SEGURANÇA PÚBLICA - CONCEITO E OBJETIVO

No Sistema de Justiça Criminal, cada poder tem funções que interagem, complementam e dão continuidade ao esforço do outro na preservação da ordem pública e da incolumidade das pessoas e do patrimônio. A eficácia do sistema depende da harmonia e comprometimento dos Poderes de Estado em garantir a paz social. O Sistema de Justiça Criminal envolve leis claras e objetivas, prevenção de delitos, contenção, investigação, perícia, denuncia, defesa, processo legal, julgamento, sentença e a execução penal com objetivos e prioridades de reeducação, reintegração social e ressocialização do autor de ilicitudes. A finalidade do Sistema é garantir o direito da população à Justiça e à Segurança Pública, a celeridade dos processos e a supremacia do interesse público em que a justiça, a vida, a saúde, o patrimônio e o bem-estar das pessoas e comunidades são prioridades.

segunda-feira, 27 de janeiro de 2014

DIREITO NAS RUAS



JORNAL DO COMÉRCIO, 27/01/2014


Nadir Silveira Dias


Muito se fala em direito das ruas ultimamente. E eu me pergunto se quem fala sabe realmente o que diz. E isso porque o direito das ruas não pode nem de longe arranhar o direito das casas, dos prédios, das construções, dos estabelecimentos, e das propriedades, públicas ou privadas. E a razão é muito simples. As ruas existem somente em razão das casas, dos prédios, dos edifícios, das propriedades e dos estabelecimentos de uma cidade. Pois são elas, propriedades, casas, edifícios, e estabelecimentos, quem implantam, conservam e mantém as ruas de qualquer cidade de qualquer ponto do planeta. Portanto, é curial compreender que qualquer ataque, arranhão, quebradeira, a todos ou a qualquer em desses bens serão absolutamente contrárias ao Direito.

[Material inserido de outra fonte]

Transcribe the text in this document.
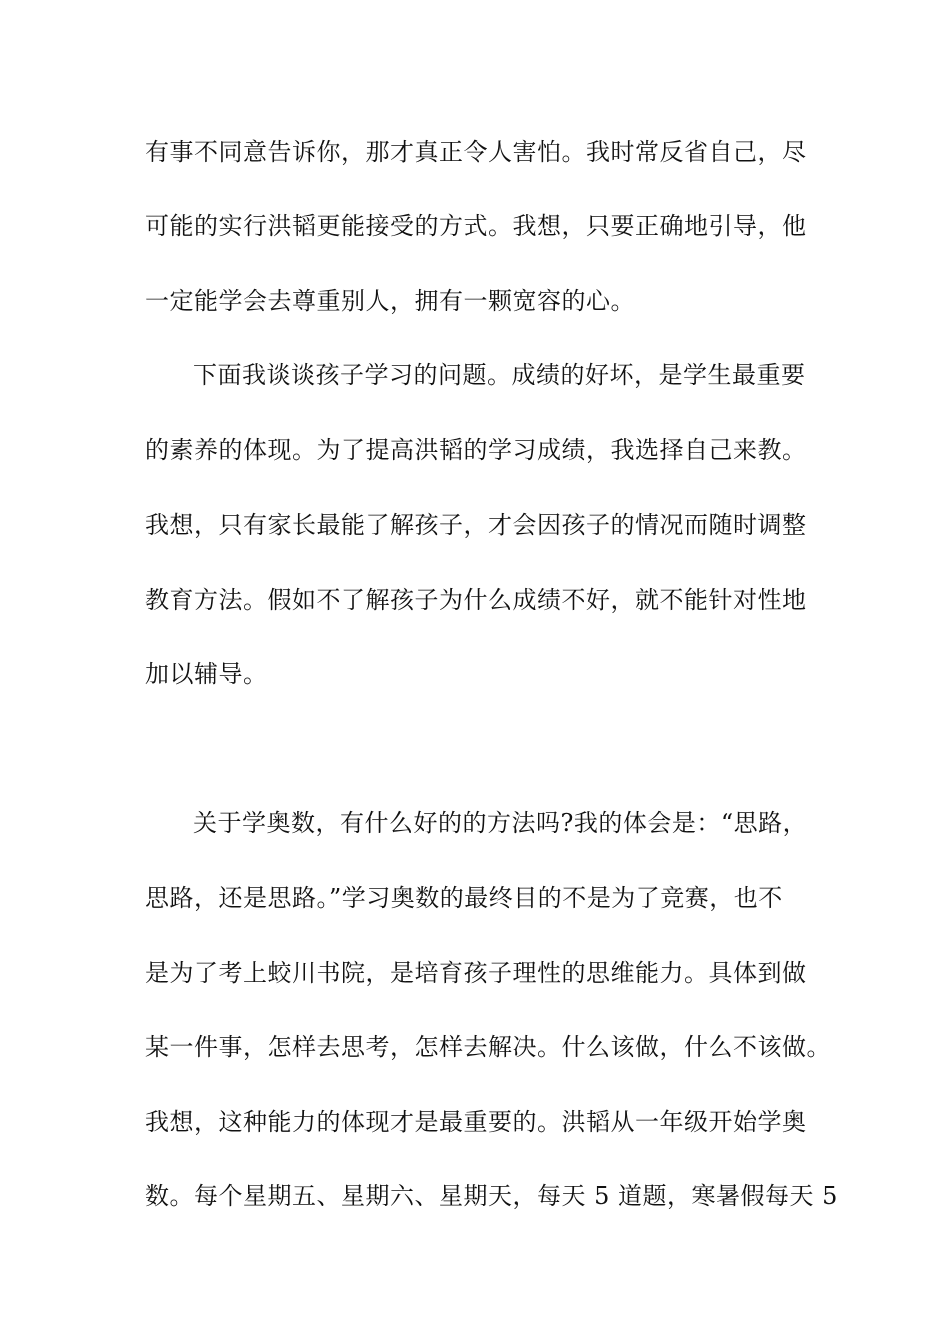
有事不同意告诉你，那才真正令人害怕。我时常反省自己，尽
可能的实行洪韬更能接受的方式。我想，只要正确地引导，他
一定能学会去尊重别人，拥有一颗宽容的心。
下面我谈谈孩子学习的问题。成绩的好坏，是学生最重要
的素养的体现。为了提高洪韬的学习成绩，我选择自己来教。
我想，只有家长最能了解孩子，才会因孩子的情况而随时调整
教育方法。假如不了解孩子为什么成绩不好，就不能针对性地
加以辅导。
关于学奥数，有什么好的的方法吗?我的体会是：“思路，
思路，还是思路。”学习奥数的最终目的不是为了竞赛，也不
是为了考上蛟川书院，是培育孩子理性的思维能力。具体到做
某一件事，怎样去思考，怎样去解决。什么该做，什么不该做。
我想，这种能力的体现才是最重要的。洪韬从一年级开始学奥
数。每个星期五、星期六、星期天，每天 5 道题，寒暑假每天 5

Sim, o direito de quem comprou, pagou, sustenta e mantém inclusive as próprias ruas por onde, em tese – e de fato – percorrem passos os “exercentes” do direito das ruas. Ainda e porque todo e qualquer dano ocorrido no patrimônio privado poderá ser objeto de demanda judicial pelos prejudicados em razão da explícita decisão do governo de não repelir através da força pública esses ataques ao patrimônio. E quem pagará essas indenizações? Eles mesmos! Os de sempre: os contribuintes. Entre os quais se contarão também, com certeza, ainda que minimamente, os próprios autores dos ataques passíveis de indenização pela inércia da força pública em repelir os ataques que geraram os prejuízos.

Ou seja, apenas minimamente os autores terão alguma responsabilidade pela sua explícita atuação. Isso além de gerar todos os demais prejuízos de impedir a livre circulação da maioria dos munícipes, que não integram as manifestações. Os resultados serão, entre tantos outros, falhas ao trabalho, impossibilidade de cumprir obrigações, de chegar a consultas marcadas e uma infinidade de outros danos que envolvam o impedimento da livre circulação das pessoas, através do transporte público, transporte privado ou mera circulação a pé.

Isso não é Direito. Pois não há direito de impedir a livre circulação das pessoas em qualquer rua, lugar, localidade, ou cidade. As ruas, praças e prédios públicos, não podem ser tomados para ou por um determinado grupo que queira isso ou aquilo, impedindo o seu livre uso pelos demais que não participam do ato. Ou alguém poderá crer que o exercício do próprio direito pode impedir o exercício do direito alheio? O direito da maioria dos munícipes não participantes das manifestações? Isso não é Direito. Isso não é direito das ruas. Isso é outra coisa!